Russia had entered into talks with the 33 other members after the US withdrawal with “specific proposals” to safeguard its continued participation – referring to requests that other NATO members would not share the information obtained. on Russian surveillance flights with the United States – but found no support for them, the ministry added.
NATO said it had “taken note” of Russia’s intention to withdraw. He said Moscow’s “selective implementation” of its Open Skies obligations had undermined “the contribution of this important treaty to security and stability in the Euro-Atlantic region”.
The United States has previously alleged that Russia violated the agreement by refusing to allow flights over its heavily militarized Baltic Sea enclave of Kaliningrad, as well as along Russia’s border with Georgia and during military exercises.
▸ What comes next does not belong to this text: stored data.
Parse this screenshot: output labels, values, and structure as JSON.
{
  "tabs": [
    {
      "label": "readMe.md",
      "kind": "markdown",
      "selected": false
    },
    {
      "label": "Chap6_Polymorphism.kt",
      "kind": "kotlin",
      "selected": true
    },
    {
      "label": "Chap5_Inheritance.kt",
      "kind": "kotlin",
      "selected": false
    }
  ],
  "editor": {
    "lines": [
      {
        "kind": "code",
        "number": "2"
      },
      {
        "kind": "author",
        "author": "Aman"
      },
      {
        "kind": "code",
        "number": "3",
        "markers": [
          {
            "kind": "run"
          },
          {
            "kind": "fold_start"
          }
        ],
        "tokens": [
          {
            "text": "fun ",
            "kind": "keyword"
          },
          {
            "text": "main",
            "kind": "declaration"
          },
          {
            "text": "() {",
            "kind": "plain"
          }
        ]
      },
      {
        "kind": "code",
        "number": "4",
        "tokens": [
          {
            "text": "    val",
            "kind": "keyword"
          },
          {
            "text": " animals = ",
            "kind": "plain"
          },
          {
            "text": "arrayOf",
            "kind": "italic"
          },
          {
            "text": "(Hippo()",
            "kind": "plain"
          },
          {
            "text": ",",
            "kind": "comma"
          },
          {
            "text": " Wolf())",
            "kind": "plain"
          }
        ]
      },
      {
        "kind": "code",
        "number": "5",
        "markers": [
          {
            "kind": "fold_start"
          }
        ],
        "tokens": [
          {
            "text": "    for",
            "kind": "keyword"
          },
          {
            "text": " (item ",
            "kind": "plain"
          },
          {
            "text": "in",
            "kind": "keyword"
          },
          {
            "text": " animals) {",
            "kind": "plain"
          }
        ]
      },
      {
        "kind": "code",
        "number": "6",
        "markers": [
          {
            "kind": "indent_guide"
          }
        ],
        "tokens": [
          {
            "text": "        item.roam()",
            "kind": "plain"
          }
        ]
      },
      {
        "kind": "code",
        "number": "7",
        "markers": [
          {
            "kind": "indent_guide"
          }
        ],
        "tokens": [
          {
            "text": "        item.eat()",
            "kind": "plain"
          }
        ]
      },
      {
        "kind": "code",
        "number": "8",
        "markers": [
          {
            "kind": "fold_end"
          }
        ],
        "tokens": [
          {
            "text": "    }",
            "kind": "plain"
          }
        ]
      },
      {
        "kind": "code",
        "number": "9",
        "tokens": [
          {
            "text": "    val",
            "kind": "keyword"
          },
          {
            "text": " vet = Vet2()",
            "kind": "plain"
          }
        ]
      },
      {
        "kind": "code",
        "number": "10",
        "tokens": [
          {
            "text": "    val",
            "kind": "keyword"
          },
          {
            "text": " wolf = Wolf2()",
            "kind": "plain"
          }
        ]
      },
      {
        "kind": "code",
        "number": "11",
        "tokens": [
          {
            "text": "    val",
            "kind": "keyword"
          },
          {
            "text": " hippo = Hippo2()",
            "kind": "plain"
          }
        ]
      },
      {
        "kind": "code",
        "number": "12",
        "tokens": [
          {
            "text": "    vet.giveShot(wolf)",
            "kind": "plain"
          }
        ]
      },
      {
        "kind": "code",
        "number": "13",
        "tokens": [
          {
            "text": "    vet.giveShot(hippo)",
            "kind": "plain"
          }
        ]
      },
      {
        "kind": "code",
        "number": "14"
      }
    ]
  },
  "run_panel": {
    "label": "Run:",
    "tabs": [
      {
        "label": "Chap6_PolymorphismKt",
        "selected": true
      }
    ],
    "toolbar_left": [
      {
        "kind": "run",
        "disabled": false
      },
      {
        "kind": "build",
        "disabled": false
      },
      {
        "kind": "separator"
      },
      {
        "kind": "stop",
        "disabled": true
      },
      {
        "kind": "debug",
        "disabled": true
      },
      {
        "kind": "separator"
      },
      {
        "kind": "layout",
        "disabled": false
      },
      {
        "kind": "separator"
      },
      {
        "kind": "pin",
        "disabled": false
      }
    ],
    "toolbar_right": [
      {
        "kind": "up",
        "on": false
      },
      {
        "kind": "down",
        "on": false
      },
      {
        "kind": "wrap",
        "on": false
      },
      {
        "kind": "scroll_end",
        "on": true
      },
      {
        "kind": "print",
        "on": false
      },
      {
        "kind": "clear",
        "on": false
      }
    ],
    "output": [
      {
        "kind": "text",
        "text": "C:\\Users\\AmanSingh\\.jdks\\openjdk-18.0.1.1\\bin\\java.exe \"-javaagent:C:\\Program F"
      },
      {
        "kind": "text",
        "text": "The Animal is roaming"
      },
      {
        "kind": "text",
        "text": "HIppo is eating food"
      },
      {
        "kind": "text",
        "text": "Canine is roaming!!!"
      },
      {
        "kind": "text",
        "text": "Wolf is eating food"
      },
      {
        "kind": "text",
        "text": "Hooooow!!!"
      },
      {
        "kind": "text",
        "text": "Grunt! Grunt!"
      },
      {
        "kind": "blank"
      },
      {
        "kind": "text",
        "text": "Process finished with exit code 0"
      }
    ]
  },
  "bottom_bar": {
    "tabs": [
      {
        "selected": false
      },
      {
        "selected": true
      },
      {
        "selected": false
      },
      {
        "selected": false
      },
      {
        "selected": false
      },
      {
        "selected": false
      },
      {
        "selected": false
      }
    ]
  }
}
Russia says the United States is restricting flights over Alaska.
“All NATO allies remain committed to effective international arms control, disarmament and non-proliferation – which are essential for our security,” NATO said. “We also remain open to dialogue within the NATO-Russia Council on risk reduction and transparency.”
The disappearance of the pact is a particularly hard blow for the countries of the EU, as they appreciate the access it has given to Russian military movements, especially at the borders of the bloc.
The EU said it was “analyzing” the Russian statement and would respond to it later.
The collapse of the Open Skies Treaty means that the bilateral New Start deal, which caps the number of nuclear warheads held by the United States and Russia, is the only major defense pact remaining between Moscow and the west.
This will expire on February 5, unless the two parties can agree on a last minute extension.